With FAO support, other UN agencies and partners, the government and other national and local actors came up with the pathways and the roadmap to transform agrifood systems in Tanzania.
The National Roadmap calls for the preparation of an action plan and monitoring and evaluation framework for the implementation of the outcomes of the dialogues.
Tanzania will host Africa’s Food Systems Forum in 2023 and the decision to host the forum has given impetus to efforts to transform agrifood systems through sustainable development.
The Forum is expected to be held in September in Dar es Salaam, following two previous annual editions aligned with the global United Nations Food Systems Summit in New York in 2021 and Dakar Summit early this year.
“The result of the Dakar summit where the president of the United Republic of Tanzania Dr Samia Suluhu Hassan actively participated and set a precedent in changing the narrative of Food Systems transformation and investment in our country,” said the Permanent Secretary in the Ministry of Agriculture, Mr Gerald Mweli.
FAO Country Representative, Dr Nyabenyi Tipo hailed Tanzania for a decision to host the Africa Food Systems Forum noting it would a premier platform for advancing the agriculture and food systems agenda on the continent from food security to agri-food investments.
“I would like to express my greatest compliments to Tanzania for preparing to host Africa’s Food System Forum 2023. This will be an imperative and unique opportunity to mobolise the country and all of Africa on the transformation change needed in our food systems,” she said.
The Coordinator of Agricultural Sector Development Programme (ASDP) II in the Prime Minister’s Office, Dr Salim Nandonde said they were looking also for planning indicators for improved food security and health, including increased availability of legumes, protein and other nutritious foods as we improve food systems transformation in the country.
He said malnutrition and stunting of children were serious problem, affecting even the regions considered national food baskets, such as Iringa, Rukwa, Ruvuma and Mbeya.
He said malnutrition and stunting in the regions which lead in food production suggest there was serious protein deficiency despite abundance of food.
“Under ASDP, we are looking also for planning indicators for improved food security and health, including increased availability of legumes, protein and other nutritious foods as we improve food systems transformation in the country.
“The office of Prime Minister will join hands with partners to move this forward and look forward to more and better investments and returns under ASDP 2,” he said.

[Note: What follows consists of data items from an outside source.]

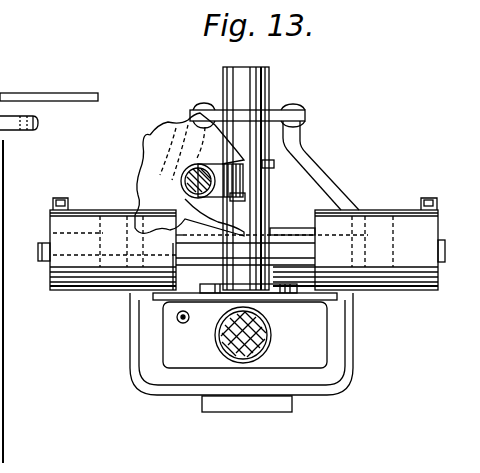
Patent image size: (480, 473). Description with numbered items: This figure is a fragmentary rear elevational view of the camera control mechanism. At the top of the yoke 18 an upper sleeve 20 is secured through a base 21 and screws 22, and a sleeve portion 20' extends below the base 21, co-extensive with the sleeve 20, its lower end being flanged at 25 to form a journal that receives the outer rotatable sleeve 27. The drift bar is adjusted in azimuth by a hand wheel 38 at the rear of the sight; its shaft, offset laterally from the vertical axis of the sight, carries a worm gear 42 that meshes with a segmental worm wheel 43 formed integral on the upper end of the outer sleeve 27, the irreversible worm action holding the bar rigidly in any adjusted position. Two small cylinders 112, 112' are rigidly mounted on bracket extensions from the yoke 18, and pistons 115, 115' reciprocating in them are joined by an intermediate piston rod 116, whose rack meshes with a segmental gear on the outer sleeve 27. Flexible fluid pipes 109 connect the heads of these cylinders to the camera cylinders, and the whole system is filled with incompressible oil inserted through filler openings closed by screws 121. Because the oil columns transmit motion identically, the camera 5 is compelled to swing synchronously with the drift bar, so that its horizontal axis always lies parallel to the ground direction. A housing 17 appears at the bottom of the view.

The camera 5 is at (7, 425).
The housing 17 is at (280, 403).
The yoke 18 is at (339, 187).
The sleeve 20 is at (262, 176).
The sleeve portion 20' is at (313, 137).
The base 21 is at (301, 115).
The screws 22 is at (201, 108).
The flange 25 is at (268, 170).
The outer rotatable sleeve 27 is at (246, 197).
The hand wheel 38 is at (150, 157).
The worm gear 42 is at (181, 175).
The segmental worm wheel 43 is at (245, 250).
The fluid pipe 109 is at (38, 246).
The cylinder 112 is at (359, 266).
The cylinder 112' is at (107, 266).
The piston 115 is at (376, 203).
The piston 115' is at (113, 294).
The intermediate piston rod 116 is at (287, 233).
The screws 121 is at (70, 192).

Speaking during the launch of Uhuru Torch Race at national level in Mtwara over the weekend, Prime Minister Kassim Majaliwa directed 12 regional commissioners to take deliberate actions to address high prevalence rate of stunting in their respective areas.
The regions with highest prevalence of stunting above national rate include Iringa (56.9pc), Njombe (50.4), Rukwa (49.8), Geita (38.6), Ruvuma (35.6), Kagera (34.3), Simiyu (33.2), Tabora (33.1), Katavi (32.2), Manyara (32), Songwe (31.9) and Mbeya (31.5).The Deputy Permanent Secretary, Second Vice-President’s Office in Zanzibar, Dr Salhina Mwita Ameir, said the dialogues had come at the most opportune time when population rapidly increases, meaning there will increased demand for food.
“It is very important to talk about food systems transformation in Zanzibar because the land area is small but population increases rapidly…We are about two million now and the land remains the same.
“We stand ready to co-ordinate and support the needed integrated planning across multiple sectors in Zanzibar and look forward to the next steps for food systems development,” she said.